Kembali lagi memulai perjuangan menjadi laskar beasiswa dan program S3 membuat saya serius dengan aktivitas riset di institusi saya di Indonesia, meski dibayangi fasilitas yang serba terbatas. Melalui riset, saya berharap dapat memupuk rasa percaya diri dan keahlian, serta menanam modal yang nantinya bermanfaat untuk melamar program doktor dan aktivitas riset yang akan dijalani di dalamnya. Dan, ternyata pemikiran saya ini benar. Pengalaman riset saya di Indonesia sangat bermanfaat dan menjadi modal saya untuk melamar program doktor tahun 2011 silam di Technische Universiteit Delft (TU Delft), Belanda; sebuah universitas teknik besar yang sebenarnya telah saya idamkan sekian lama.

Technische Universiteit Delft (TU Delft) (Foto: dokumen pribadi)

Di Belanda, seorang mahasiswa doktoral, atau yang lebih dikenal dengan sebutan promovendus, mayoritas adalah pegawai kontrak, dimana ia dikontrak selama 4 tahun lamanya sebagai peneliti junior di laboratorium atau departemen di universitas. Lowongan untuk menjadi seorang promovendus biasanya diumumkan di website universitas yang bersangkutan atau calon supervisor/profesor yang mempunyai proyek tersebut. Jika tidak terdapat lowongan, seorang calon promovendus juga dapat berkorespondensi dengan calon supervisor/profesor yang ingin dituju untuk sekedar berkenalan atau mandapatkan informasi kemungkinan menjadi mahasiswa bimbingannya. Langkah kedua ini yang saya tempuh untuk mendapatkan kesempatan belajar di TU Delft. Tentu saja, berkorespondensi dengan calon supervisor/profesor bukanlah korespondensi sembarangan. Ada hal-hal tertentu yang harus dapat ditunjukkan agar kita berkenan di hati sang calon pembimbing. Selain kemampuan berbahasa Inggris (minimal tercermin dari bahasa tulis di e-mail) dan prestasi saat kuliah S1 dan S2, ada hal lain yang bisa ‘menaklukkan hati’ sang calon pembimbing, yakni publikasi ilmiah. Hal ini sangat beralasan karena dalam sistem pendidikan doktor di Belanda, publikasi ilmiah adalah indikator riil yang menunjukkan prestasi seorang promovendus. Tidak heran, universitas di Belanda pada umumnya mensyaratkan publikasi ilmiah mahasiswa doktoralnya di jurnal internasional yang bereputasi dengan jumlah minimal tiga sampai empat buah untuk kelulusannya; sebuah syarat yang banyak dipandang ‘mengerikan’ dan sering membuat sebagian dari kita enggan memilih Belanda sebagai tujuan studi. Namun, inilah esensi sebuah pendidikan doktoral dimana kita dilatih untuk membuat karya yang bermanfaat melalui tulisan. Eksistensi sebagai peneliti pun akan diakui di komunitas bidang yang ditekuni bilamana karya tulis itu ada dan menjadi rujukan.
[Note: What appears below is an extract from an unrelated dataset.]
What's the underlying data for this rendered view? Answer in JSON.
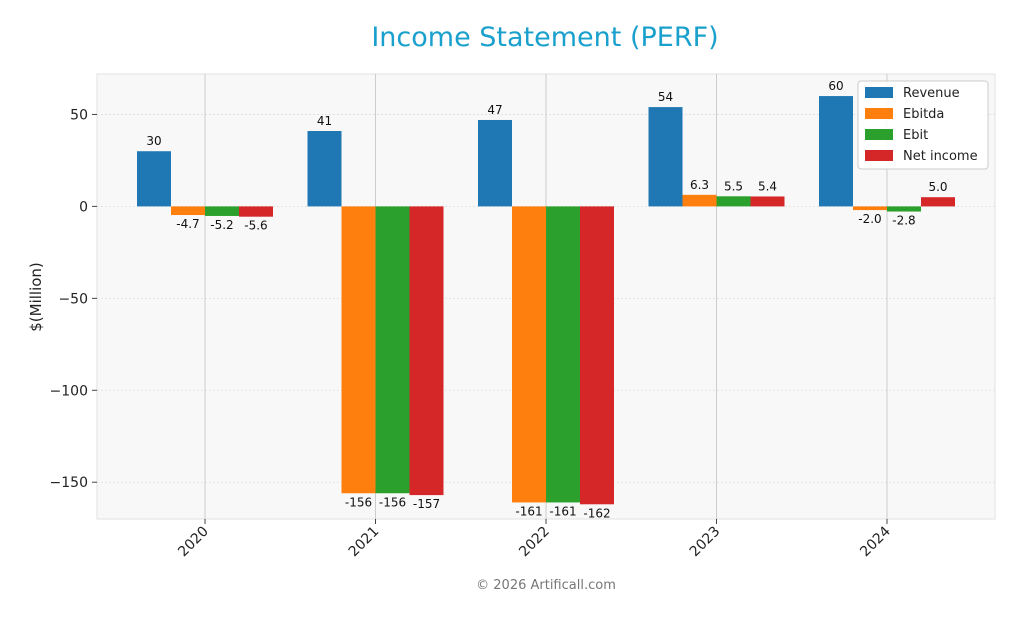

Pengalaman riset dan publikasi ilmiah yang pernah saya lakukan di Indonesia ternyata berbuah manis pada saat saya melamar posisi sebagai promovendus kepada calon pembimbing saya saat itu. Selain mengirimkan curriculum vitae dan motivation letter, saya sertakan dua artikel publikasi ilmiah saya yang telah diterbitkan beberapa bulan sebelumnya. Hanya dua. Tetapi, saya cukup percaya diri karena keduanya diterbitkan di jurnal internasional yang mempunyai reputasi bagus di bidang yang saya tekuni. Bagaimana respon calon pembimbing saya saat itu? Alhamdulillah, hasil kerja saya langsung direspon dengan baik, bahkan dinilai berkualitas melihat impact factor jurnalnya. Meski demikian, awalnya calon pembimbing saya sempat pesimis menerima saya karena alasan finansial akibat krisis di Eropa saat itu. Namun, saya mengajukan diri untuk mencari beasiswa DIKTI dari Indonesia. Calon pembimbing saya pun setuju dan meminta saya segera mengirimkan dokumen-dokumen yang diperlukan, seperti sertifikat TOEFL/IELTS, pengantar dari pembimbing sebelumnya serta salinan ijazah-ijazah pendidikan saya sebelumnya untuk menerbitkan acceptance letter. Dengan demikian, satu tahap telah saya lalui. Namun ada tahap lain yang harus saya lalui, yakni mencari dan memastikan saya bisa mendapatkan beasiswa untuk mendukung studi yang akan saya jalani.

Saya (paling kiri, berjaket merah-hitam) bersama mahasiswa Indonesia di Delft selepas acara kolokium Perhimpunan Pelajar Indonesia (PPI) di Central Library TU Delft (Foto: dokumen pribadi)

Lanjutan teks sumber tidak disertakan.